Lalu saya memasukkan naskah berharga itu ke dalam satu tas dan dari tas itu saya buatkan bantal dan
menghantarnya ke penjara untuk Judson. Saya berpikir naskah itu akan lebih aman berada di penjara.
Judson harus berpura-pura menganggap bahwa bantal lusuh itu suatu barang yang tidak berarti. Tetapi
yang menjadi lawan kita bukanlah darah dan daging tetapi penguasa-penguasa di udara. Walaupun
hanya sebuah bantal yang sederhana, sipir yang mengawal Judson tertarik dengan bantal itu dan
merampasnya dari Judson. Setelah diberitahu kabar buruk ini, saya mendapat inspirasi untuk
membuatkan satu bantal yang lebih cantik dan bagus. Saya menghantar bantal baru itu ke penjara.
Kemudian Judson menawarkan sipir yang mengawalnya dengan bertanya apakah ia mau menukarkan
bantal lama itu dengan yang baru. Melihat bahwa yang baru itu jauh lebih bagus dari yang lama dengan
senang hati sipir yang serakah itu mengembalikan bantal yang lusuh itu. Tidak terbayangkan betapa
leganya hati kami saat mendapatkan kembali bantal lusuh yang mengandungi naskah itu.
Tetapi iman kami kembali diuji ketika pada suatu hari tanpa ada pertanda, semua tawanan secara
mendadak dipaksa untuk berangkat ke lokasi baru. Di dalam keberangkatan yang terjadi secara tibatiba,
para tawanan harus meninggalkan semua barang kepunyaan mereka. Langsung setelah penjara itu
dikosongkan para sipir berlomba-lomba mencari barang-barang berharga di antara benda-benda
kepunyaan para tawanan yang ditinggalkan. Bantal lusuh itu sama sekali tidak digubris mereka. Moung
Ing, pengikut setia Dr. Judson datang ke penjara setelah mendapat kabar bahwa gurunya telah
dipindahkan ke tempat lain. Melihat bantal lusuh milik gurunya tergeletak di tanah, ia langsung
membawanya pulang tanpa mengetahui bahwa yang terkandung di dalamnya sesuatu yang sangat
berharga. Pikirnya, ia mungkin tidak akan melihat Judson lagi, dan bantal itu akan mengingatkan dia
pada gurunya. Dengan demikian naskah awal terjemahan firman Tuhan dalam bahasa Burma
diselamatkan. Selama berada di lokasi penahanan yang baru, Judson harus bergumul untuk menerima
kehilangannya. Sama sekali tidak diduganya bahwa hartanya yang paling berharga sedang disimpan
dengan baik dan aman oleh Moung Ing.
Setelah hampir 21 bulan ditawan, akhirnya Judson dibebaskan. Saat ia melangkah masuk ke rumah, ia
melihat naskah terjemahan Perjanjian Baru yang dipikirnya telah hilang itu tersusun rapi di atas meja.

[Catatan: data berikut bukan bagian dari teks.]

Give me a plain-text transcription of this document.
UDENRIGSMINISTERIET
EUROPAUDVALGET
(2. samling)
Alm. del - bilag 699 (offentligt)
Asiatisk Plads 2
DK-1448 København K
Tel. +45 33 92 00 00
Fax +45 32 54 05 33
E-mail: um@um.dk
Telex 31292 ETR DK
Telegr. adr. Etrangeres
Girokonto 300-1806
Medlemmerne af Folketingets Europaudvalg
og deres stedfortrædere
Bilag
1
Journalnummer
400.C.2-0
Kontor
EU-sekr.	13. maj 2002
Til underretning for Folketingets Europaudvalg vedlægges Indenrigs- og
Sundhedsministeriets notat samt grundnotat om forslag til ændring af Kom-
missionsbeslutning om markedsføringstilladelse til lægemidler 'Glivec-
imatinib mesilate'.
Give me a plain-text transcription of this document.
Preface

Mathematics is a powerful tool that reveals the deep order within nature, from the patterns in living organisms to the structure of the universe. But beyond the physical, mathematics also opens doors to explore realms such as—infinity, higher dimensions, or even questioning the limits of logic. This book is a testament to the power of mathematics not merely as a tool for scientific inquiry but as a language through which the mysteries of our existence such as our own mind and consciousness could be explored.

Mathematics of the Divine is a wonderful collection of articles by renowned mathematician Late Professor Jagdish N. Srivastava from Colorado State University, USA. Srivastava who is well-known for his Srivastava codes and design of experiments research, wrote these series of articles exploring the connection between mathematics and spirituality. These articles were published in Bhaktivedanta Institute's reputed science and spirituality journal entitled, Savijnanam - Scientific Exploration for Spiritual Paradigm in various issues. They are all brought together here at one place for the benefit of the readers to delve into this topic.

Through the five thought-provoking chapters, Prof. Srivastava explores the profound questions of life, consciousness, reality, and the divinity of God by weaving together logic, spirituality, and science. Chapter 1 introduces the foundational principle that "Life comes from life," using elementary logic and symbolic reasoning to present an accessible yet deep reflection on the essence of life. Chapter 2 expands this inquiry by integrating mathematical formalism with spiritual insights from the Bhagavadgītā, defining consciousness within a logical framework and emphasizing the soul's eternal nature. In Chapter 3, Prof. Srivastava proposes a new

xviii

Tidak dapat dibayangkan rasa syukurnya kepada Tuhan yang telah secara ajaib mengamankan naskah
Perjanjian Baru bahasa Burma itu.
CatatanRedaktur:
Enam bulan setelah Dr. Judson dibebaskan, Ann dikarenakan fisiknya yang lemah akibat penyakit dan
kekurangan gizi, meninggal dunia pada tanggal 24 Oktober 1826 di usia 37 tahun. Ann meninggalkan
seorang anak perempuan, Maria yang merupakan sumber penghiburan Dr. Judson setelah ditinggal istri
tercintanya. Dr. Judson mengobati kesedihannya dengan bekerja keras menerjemahkan seluruh isi
Alkitab dan dalam kesendiriannya, Maria sering menemaninya. Tetapi 6 bulan kemudian, Maria karena
penyakit juga diambil Tuhan. Waktu-waktu setelah itu merupakan malam yang gelap bagi jiwa Dr.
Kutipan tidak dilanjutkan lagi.